Je ne suis pas prisonnier de ma raison. Arthur Rimbaud ▪ Une saison en enfer I Quem foi que preparou e ofereceu a primeira xí...

[Ab]sinto

conto assombracao fantasma toulouse lautrec
Je ne suis pas prisonnier de ma raison.
Arthur Rimbaud ▪ Une saison en enfer

I

Quem foi que preparou e ofereceu a primeira xícara de chá, aquela de porcelana antiga azul com fundo estrelado, com o líquido verde cheirando a anis?

Eram xícaras desemparelhadas, remanescentes de antigos faustos, sobreviventes aos estragos do tempo. Algumas rachadas e coladas, mas as estrelas ainda estavam todas lá e, aos poucos, começavam a adquirir brilho próprio sob o líquido que, dependendo da luz, também mudava de cor: do verde da cana ao verde do mar.

Qual era mesmo aquele ano onde ainda nos encontrávamos? Era, penso, um sábado (para lá de mormacento) naquela casa, naquela sala imensa cheirando a passado,
com sua única janela aberta para o antigo pomar invadido pelo mato, inevitável, tapando velhas pedras gastas pelo tempo.

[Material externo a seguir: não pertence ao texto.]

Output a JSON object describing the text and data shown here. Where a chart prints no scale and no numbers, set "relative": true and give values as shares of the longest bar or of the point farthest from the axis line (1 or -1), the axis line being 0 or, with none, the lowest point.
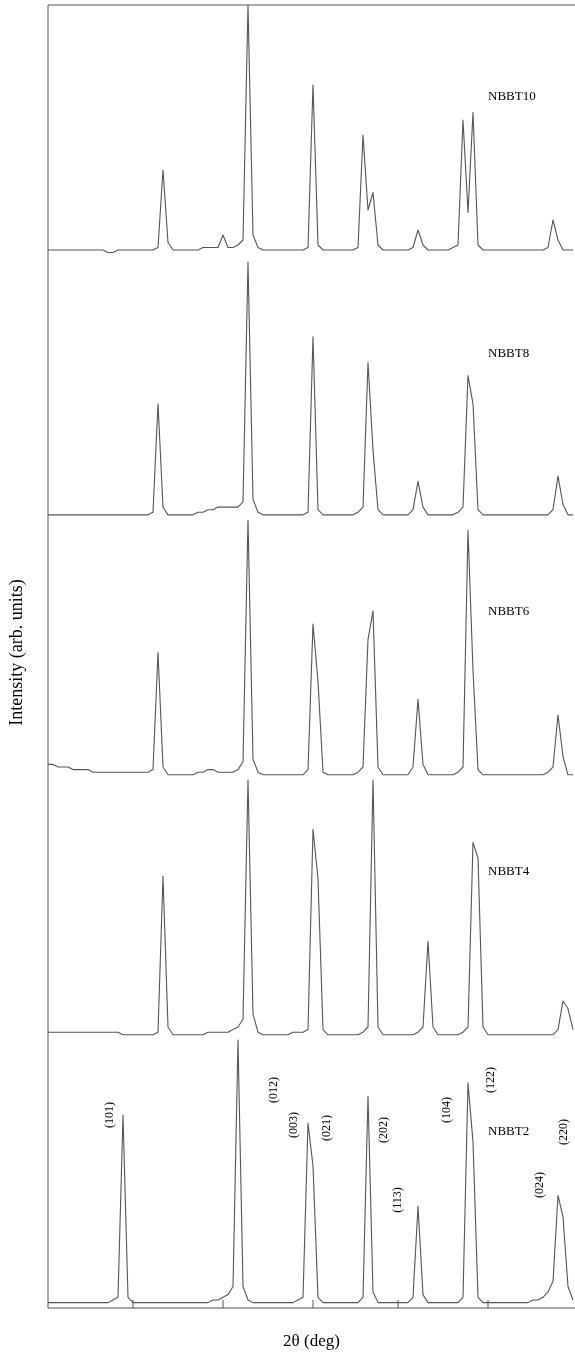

A casa era parte da memória da cidade. Foi a sede da fazenda que gerou o povoado. Histórica. Imponente. Solitária. Nunca se via muito movimento em frente aos seus portões feitos de restos enferrujados de arabescos art nouveau, incorporação modernista de uma das últimas gerações de senhores que a ocuparam. Nenhum vestígio de qualquer presença a marcava. Sequer esperadas invasões. Era como se existisse uma espécie de senso comum aos poucos habitantes do lugar que estabelecia fronteiras, distâncias. E só a vegetação desordenada se aproximava do casarão sombrio e decadente, com aquele ar sinistro de casa desabitada há muito tempo.

As xícaras combinavam com o resto, com a tinta que não recuperava mais a cor original apesar das tentativas de restauro, com as telhas quebradas pelas muitas chuvas tropicais gerando goteiras imemoriais ou com as incontáveis salas cheirando a umidade e mofo, inclusive aquela que abrigava a imensa mesa de madeira escura colonial onde nos agrupávamos naquele dia.

Quem trouxe a segunda xícara foi você. Ela era também antiga e gasta como a primeira, porém muito mais cheia de estrelas desbotadas e de marcas do passado. Lembro muito bem daquela segunda xícara, talvez porque presto mais atenção às suas mãos do que a qualquer outra parte do seu corpo: mãos imensas, nervosas, parecendo brutais, mas delicadas, suaves, principalmente quando manipulam objetos frágeis como eu. Além disso, nunca esqueço o som da sua bengala à Lautrec ou do seu hálito de anis que chega junto com o roçar dos seus bigodes. Por vezes, quando lembro seu corpo ainda rijo ou suas grandes pernas sólidas como árvores antigas,
ela (a bengala) me parece ter sido mais uma fantasia do que uma necessidade. Como se fosse parte de um figurino. Acessório para um personagem que parecia ter sido retirado de um dos muitos livros que ainda habitam as estantes empoeiradas da biblioteca, cheirando a couro antigo. Naquele dia ela combinava perfeitamente com minha piteira, aquela dourada, atrás da qual me escondo enquanto busco o glamour de antigas atrizes platinadas.

Éramos um grupo eclético, naquele sábado à tarde, em torno daquela mesa de cadeiras também desemparelhadas, resgatadas por você dos restos da cidade. Da janela, as bananeiras nos espiavam. Sempre cúmplices. Mas, mesmo os cachorros vadios não se aproximavam muito dos portões. A casa e seus segredos...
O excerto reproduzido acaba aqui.